Edsel, Caitlin & Catherine

My two daugthers

-- Posted in Journal

Air

Tuesday, April 3rd, 2007

There is nothing more frightening than to hear your two year old gasping for air after waking up from a nap. As usual, I arrive home from work after a long tiring day looking forward to a nice home cooked meal and a relaxing evening with my family. Caitlin was still napping, as Chris prepared dinner. Then we heard some noise coming from the bedroom, “She’s up,” Chris exclaims. “That’s not her, that’s the neighbor’s dog!” I retorted. After all, the noise I heard sounded like a barking noise. A few seconds later, I heard sobs. I quickly ran up the stairs and found her at the top of the stairs having difficulty breathing. My first thought was maybe she’s choking on something. Since her breaths were irregular and sporadic, I thought something might be blocking her airway. All those first aid classes as part of Pathfinders during my childhood quickly flashed into my mind. I proceeded to perform the Heimlich maneuver a few times. But nothing came out. That just made her cry all the more. At this point since she’s able to cry louder, she must be breathing, I concluded. She continued to gasp for air and make barking noises. A call to 911 was made, and in no time the ambulance had arrived. In the ambulance her breathing stabilized and her demeanor improved, even performing antics that made the paramedics laugh in the ambulance. At the hospital, the Doctor’s analysis was croup. A common condition in young children. Nothing to be alarmed about.

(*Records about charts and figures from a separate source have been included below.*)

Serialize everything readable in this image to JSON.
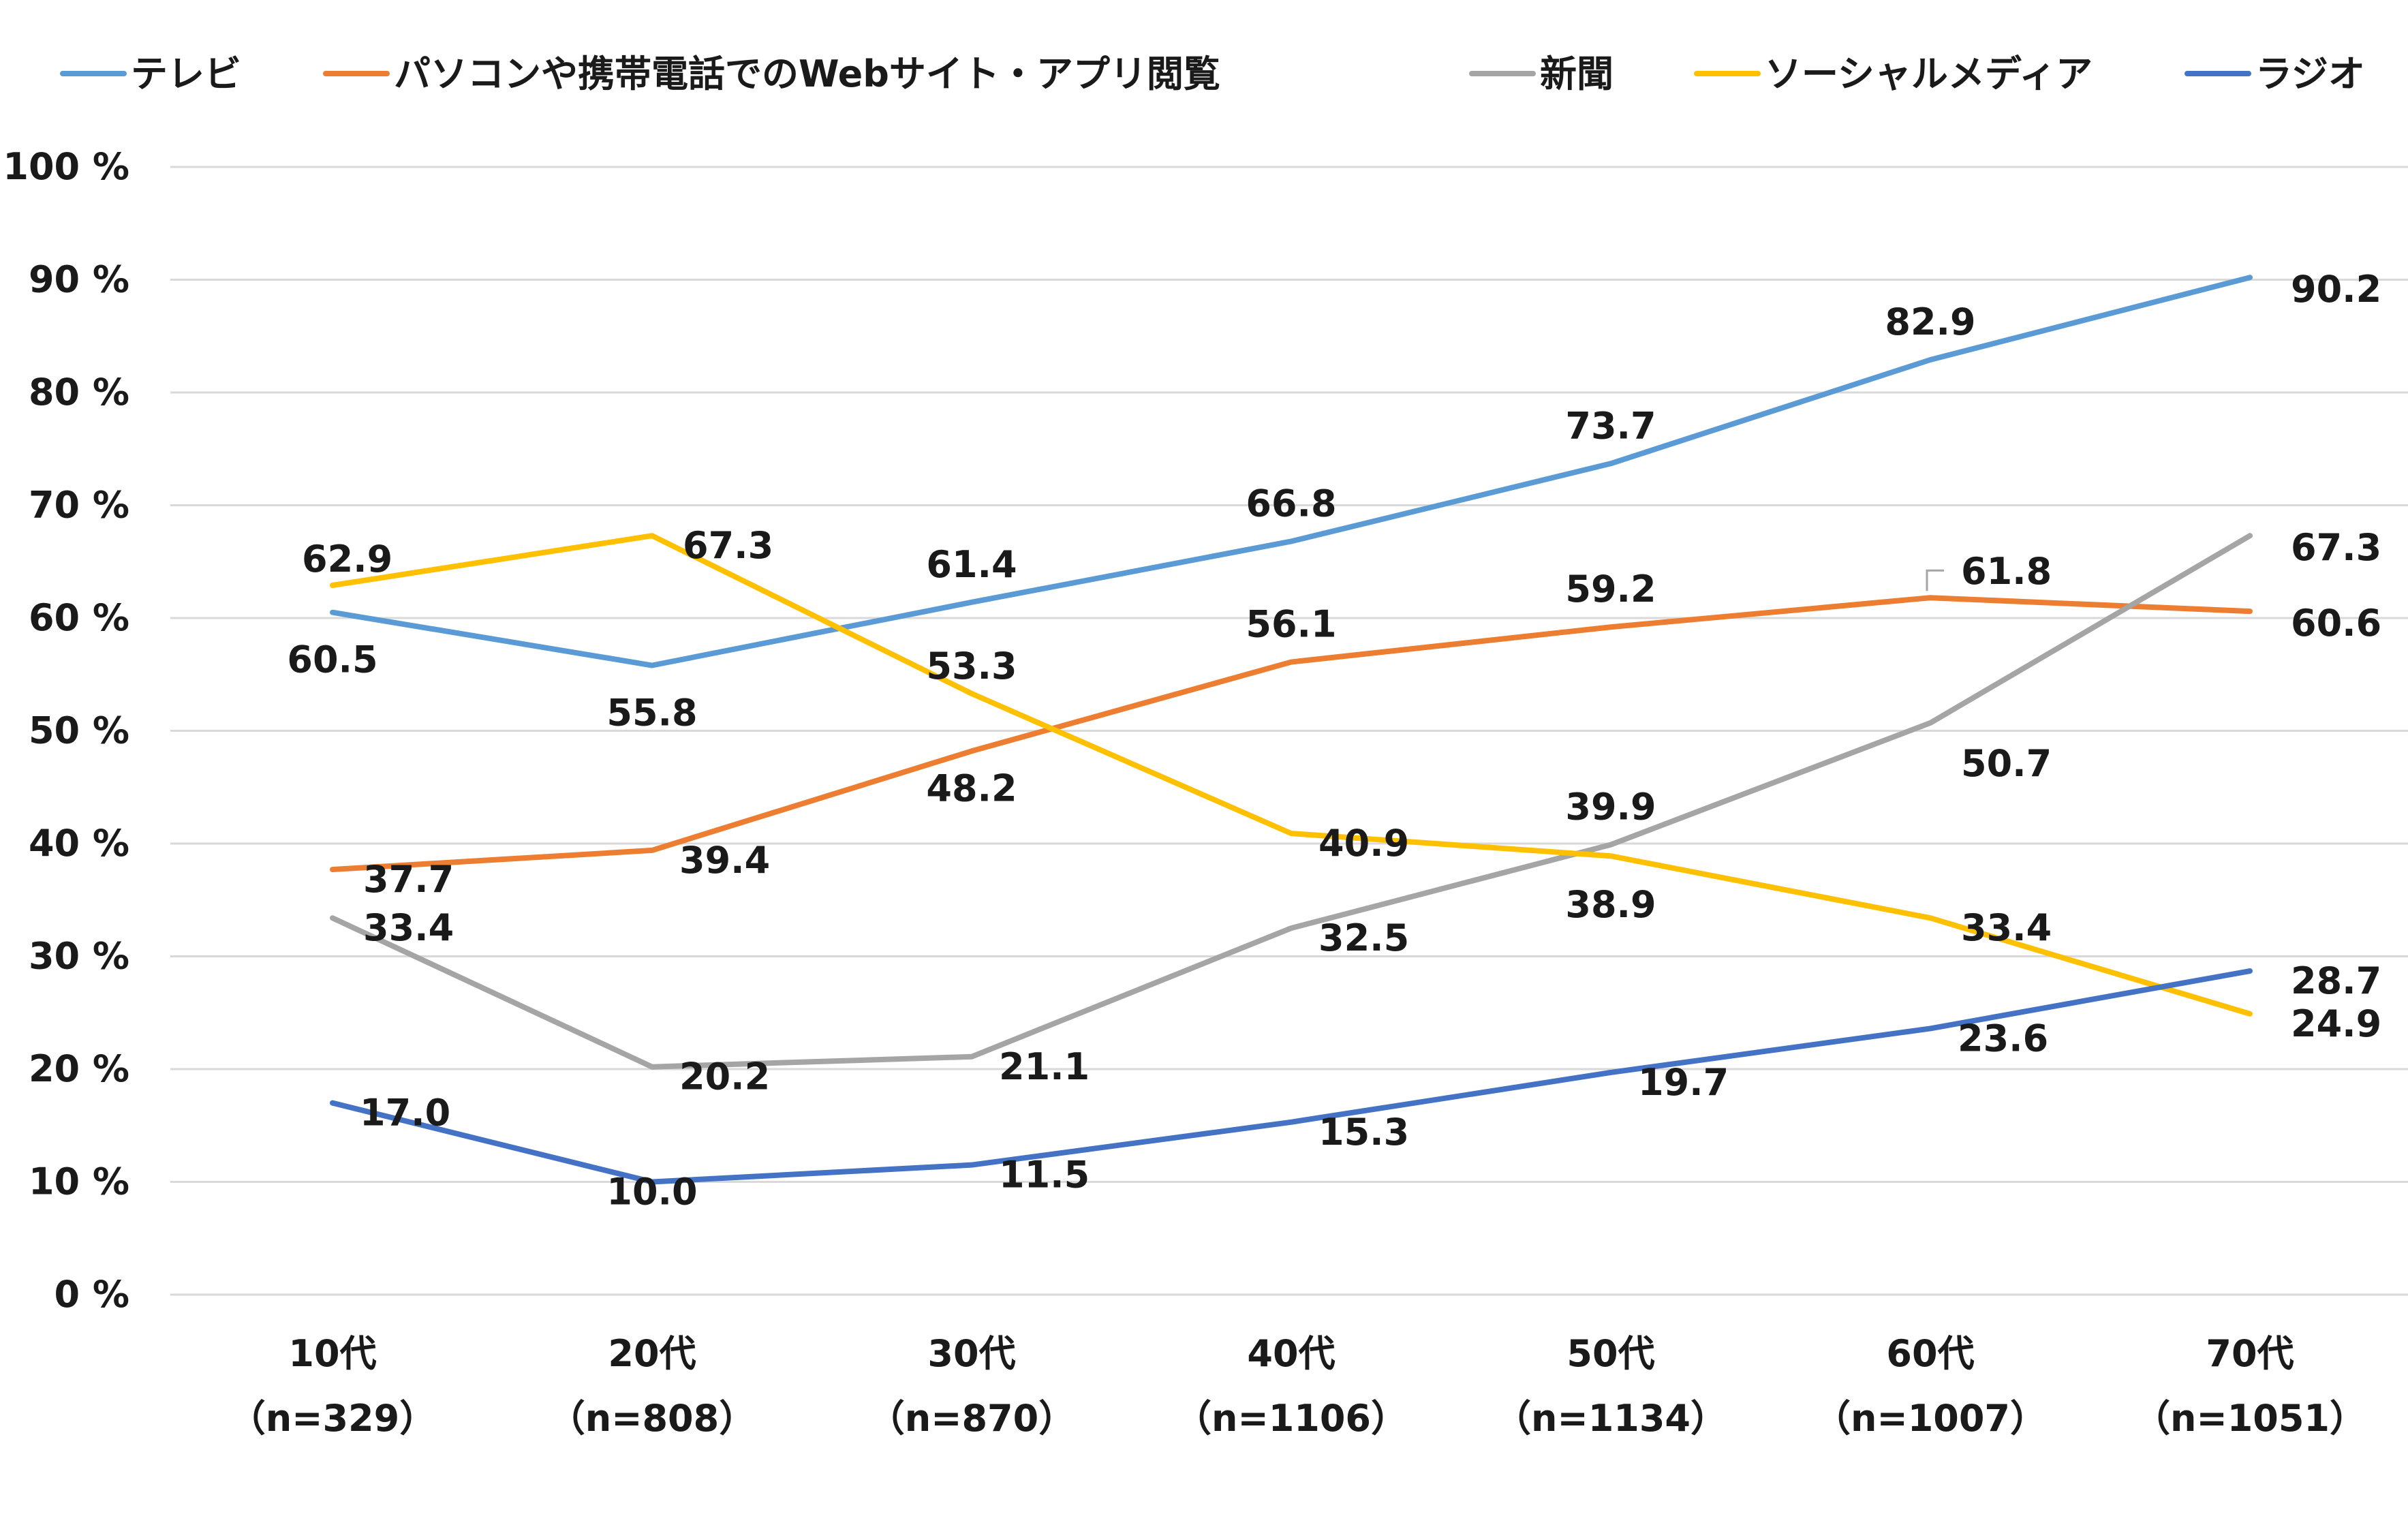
{
  "chart_data": {
    "type": "line",
    "title": "",
    "xlabel": "",
    "ylabel": "",
    "ylim": [
      0,
      100
    ],
    "y_ticks": [
      "0 %",
      "10 %",
      "20 %",
      "30 %",
      "40 %",
      "50 %",
      "60 %",
      "70 %",
      "80 %",
      "90 %",
      "100 %"
    ],
    "grid": true,
    "legend_position": "top",
    "categories": [
      "10代",
      "20代",
      "30代",
      "40代",
      "50代",
      "60代",
      "70代"
    ],
    "category_subs": [
      "（n=329）",
      "（n=808）",
      "（n=870）",
      "（n=1106）",
      "（n=1134）",
      "（n=1007）",
      "（n=1051）"
    ],
    "series": [
      {
        "name": "テレビ",
        "color": "#5b9bd5",
        "values": [
          60.5,
          55.8,
          61.4,
          66.8,
          73.7,
          82.9,
          90.2
        ],
        "labels": [
          "60.5",
          "55.8",
          "61.4",
          "66.8",
          "73.7",
          "82.9",
          "90.2"
        ]
      },
      {
        "name": "パソコンや携帯電話でのWebサイト・アプリ閲覧",
        "color": "#ed7d31",
        "values": [
          37.7,
          39.4,
          48.2,
          56.1,
          59.2,
          61.8,
          60.6
        ],
        "labels": [
          "37.7",
          "39.4",
          "48.2",
          "56.1",
          "59.2",
          "61.8",
          "60.6"
        ]
      },
      {
        "name": "新聞",
        "color": "#a5a5a5",
        "values": [
          33.4,
          20.2,
          21.1,
          32.5,
          39.9,
          50.7,
          67.3
        ],
        "labels": [
          "33.4",
          "20.2",
          "21.1",
          "32.5",
          "39.9",
          "50.7",
          "67.3"
        ]
      },
      {
        "name": "ソーシャルメディア",
        "color": "#ffc000",
        "values": [
          62.9,
          67.3,
          53.3,
          40.9,
          38.9,
          33.4,
          24.9
        ],
        "labels": [
          "62.9",
          "67.3",
          "53.3",
          "40.9",
          "38.9",
          "33.4",
          "24.9"
        ]
      },
      {
        "name": "ラジオ",
        "color": "#4472c4",
        "values": [
          17.0,
          10.0,
          11.5,
          15.3,
          19.7,
          23.6,
          28.7
        ],
        "labels": [
          "17.0",
          "10.0",
          "11.5",
          "15.3",
          "19.7",
          "23.6",
          "28.7"
        ]
      }
    ]
  }
}
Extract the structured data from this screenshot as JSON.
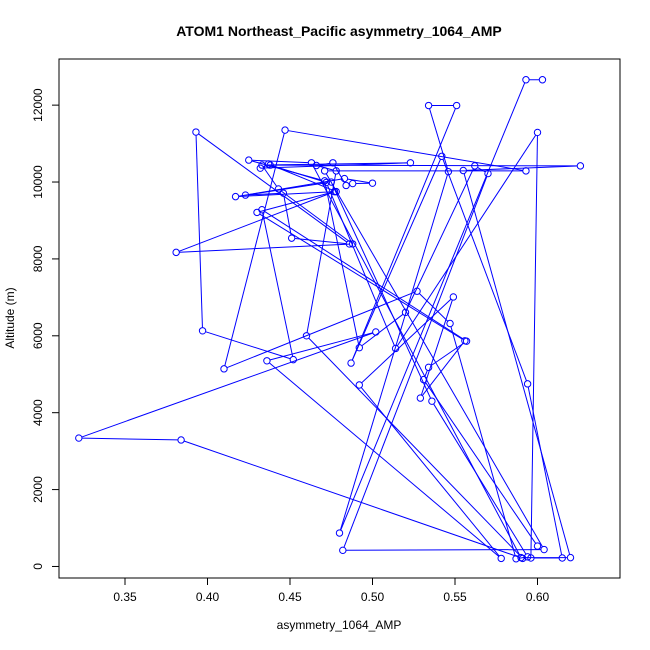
{
  "chart_data": {
    "type": "line",
    "title": "ATOM1 Northeast_Pacific asymmetry_1064_AMP",
    "xlabel": "asymmetry_1064_AMP",
    "ylabel": "Altitude (m)",
    "xlim": [
      0.31,
      0.65
    ],
    "ylim": [
      -300,
      13200
    ],
    "x_ticks": [
      0.35,
      0.4,
      0.45,
      0.5,
      0.55,
      0.6
    ],
    "x_tick_labels": [
      "0.35",
      "0.40",
      "0.45",
      "0.50",
      "0.55",
      "0.60"
    ],
    "y_ticks": [
      0,
      2000,
      4000,
      6000,
      8000,
      10000,
      12000
    ],
    "y_tick_labels": [
      "0",
      "2000",
      "4000",
      "6000",
      "8000",
      "10000",
      "12000"
    ],
    "grid": false,
    "colors": {
      "series": "#0000ff",
      "axis": "#000000"
    },
    "series": [
      {
        "marker": "open-circle",
        "points": [
          [
            0.603,
            12660
          ],
          [
            0.593,
            12660
          ],
          [
            0.48,
            870
          ],
          [
            0.546,
            10270
          ],
          [
            0.534,
            11990
          ],
          [
            0.551,
            11990
          ],
          [
            0.487,
            5290
          ],
          [
            0.542,
            10670
          ],
          [
            0.594,
            4750
          ],
          [
            0.615,
            220
          ],
          [
            0.596,
            220
          ],
          [
            0.6,
            11290
          ],
          [
            0.514,
            5670
          ],
          [
            0.472,
            9990
          ],
          [
            0.438,
            10440
          ],
          [
            0.626,
            10420
          ],
          [
            0.555,
            10300
          ],
          [
            0.62,
            230
          ],
          [
            0.59,
            230
          ],
          [
            0.463,
            10500
          ],
          [
            0.425,
            10570
          ],
          [
            0.471,
            10030
          ],
          [
            0.492,
            5690
          ],
          [
            0.52,
            6610
          ],
          [
            0.562,
            10420
          ],
          [
            0.57,
            10220
          ],
          [
            0.482,
            420
          ],
          [
            0.604,
            440
          ],
          [
            0.471,
            10290
          ],
          [
            0.593,
            10290
          ],
          [
            0.447,
            11350
          ],
          [
            0.41,
            5140
          ],
          [
            0.527,
            7160
          ],
          [
            0.547,
            6320
          ],
          [
            0.587,
            200
          ],
          [
            0.594,
            250
          ],
          [
            0.536,
            4300
          ],
          [
            0.475,
            10000
          ],
          [
            0.417,
            9620
          ],
          [
            0.478,
            9750
          ],
          [
            0.437,
            10470
          ],
          [
            0.432,
            10360
          ],
          [
            0.523,
            10500
          ],
          [
            0.433,
            10440
          ],
          [
            0.443,
            9820
          ],
          [
            0.488,
            8390
          ],
          [
            0.381,
            8170
          ],
          [
            0.477,
            9750
          ],
          [
            0.43,
            9210
          ],
          [
            0.556,
            5870
          ],
          [
            0.529,
            4380
          ],
          [
            0.549,
            7010
          ],
          [
            0.492,
            4720
          ],
          [
            0.578,
            210
          ],
          [
            0.436,
            5350
          ],
          [
            0.502,
            6100
          ],
          [
            0.322,
            3340
          ],
          [
            0.384,
            3290
          ],
          [
            0.591,
            210
          ],
          [
            0.46,
            6000
          ],
          [
            0.478,
            10290
          ],
          [
            0.466,
            10430
          ],
          [
            0.476,
            10500
          ],
          [
            0.484,
            9910
          ],
          [
            0.488,
            9960
          ],
          [
            0.5,
            9970
          ],
          [
            0.483,
            10090
          ],
          [
            0.423,
            9660
          ],
          [
            0.446,
            9710
          ],
          [
            0.451,
            8540
          ],
          [
            0.486,
            8390
          ],
          [
            0.393,
            11300
          ],
          [
            0.397,
            6130
          ],
          [
            0.452,
            5380
          ],
          [
            0.433,
            9280
          ],
          [
            0.557,
            5860
          ],
          [
            0.534,
            5180
          ],
          [
            0.531,
            4860
          ],
          [
            0.6,
            530
          ]
        ]
      }
    ]
  }
}
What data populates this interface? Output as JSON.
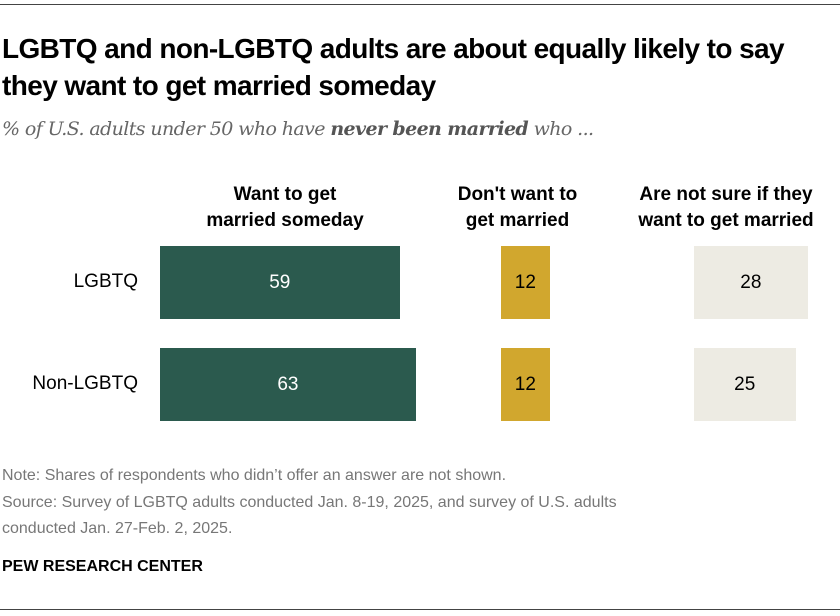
{
  "title": "LGBTQ and non-LGBTQ adults are about equally likely to say they want to get married someday",
  "subtitle_pre": "% of U.S. adults under 50 who have ",
  "subtitle_bold": "never been married",
  "subtitle_post": " who ...",
  "chart_data": {
    "type": "bar",
    "orientation": "horizontal",
    "categories": [
      "LGBTQ",
      "Non-LGBTQ"
    ],
    "series": [
      {
        "name": "Want to get married someday",
        "values": [
          59,
          63
        ],
        "color": "#2b5a4e",
        "text_color": "#ffffff"
      },
      {
        "name": "Don't want to get married",
        "values": [
          12,
          12
        ],
        "color": "#d1a72e",
        "text_color": "#000000"
      },
      {
        "name": "Are not sure if they want to get married",
        "values": [
          28,
          25
        ],
        "color": "#edebe3",
        "text_color": "#000000"
      }
    ],
    "column_headers": [
      [
        "Want to get",
        "married someday"
      ],
      [
        "Don't want to",
        "get married"
      ],
      [
        "Are not sure if they",
        "want to get married"
      ]
    ],
    "grid": false,
    "legend": "none"
  },
  "notes": {
    "note": "Note: Shares of respondents who didn’t offer an answer are not shown.",
    "source1": "Source: Survey of LGBTQ adults conducted Jan. 8-19, 2025, and survey of U.S. adults",
    "source2": "conducted Jan. 27-Feb. 2, 2025."
  },
  "logo": "PEW RESEARCH CENTER"
}
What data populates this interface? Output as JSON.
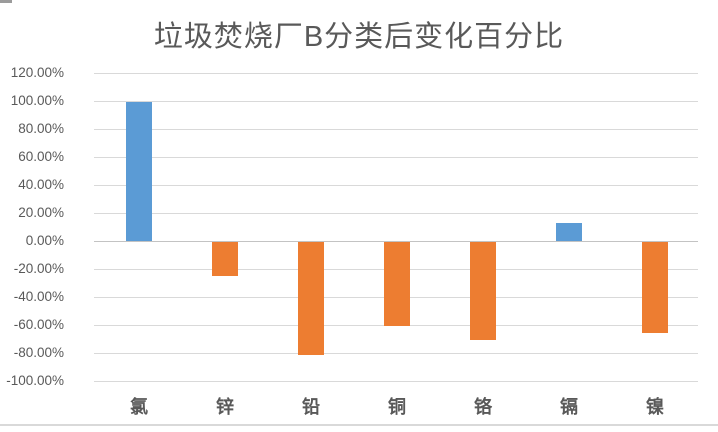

Although both Chris and I were calm during this whole ordeal, thoughts of possibly losing my 2 year old flashed in and out of my mind. Prayers were uttered.

Air is vital to survival. As a child, Caitlin already realizes this, as I saw her summon all her strength to take that next breath of air.

Prayer is the breath of our soul. Is my soul gasping for breath? Is yours?

-- Posted in Journal

My First YouTube Video

Thursday, January 11th, 2007

Just wanted to share…


This video was taken with my phone (Sony-Ericsson K510a) and edited on the phone itself using the VideoDJ application included in the phone.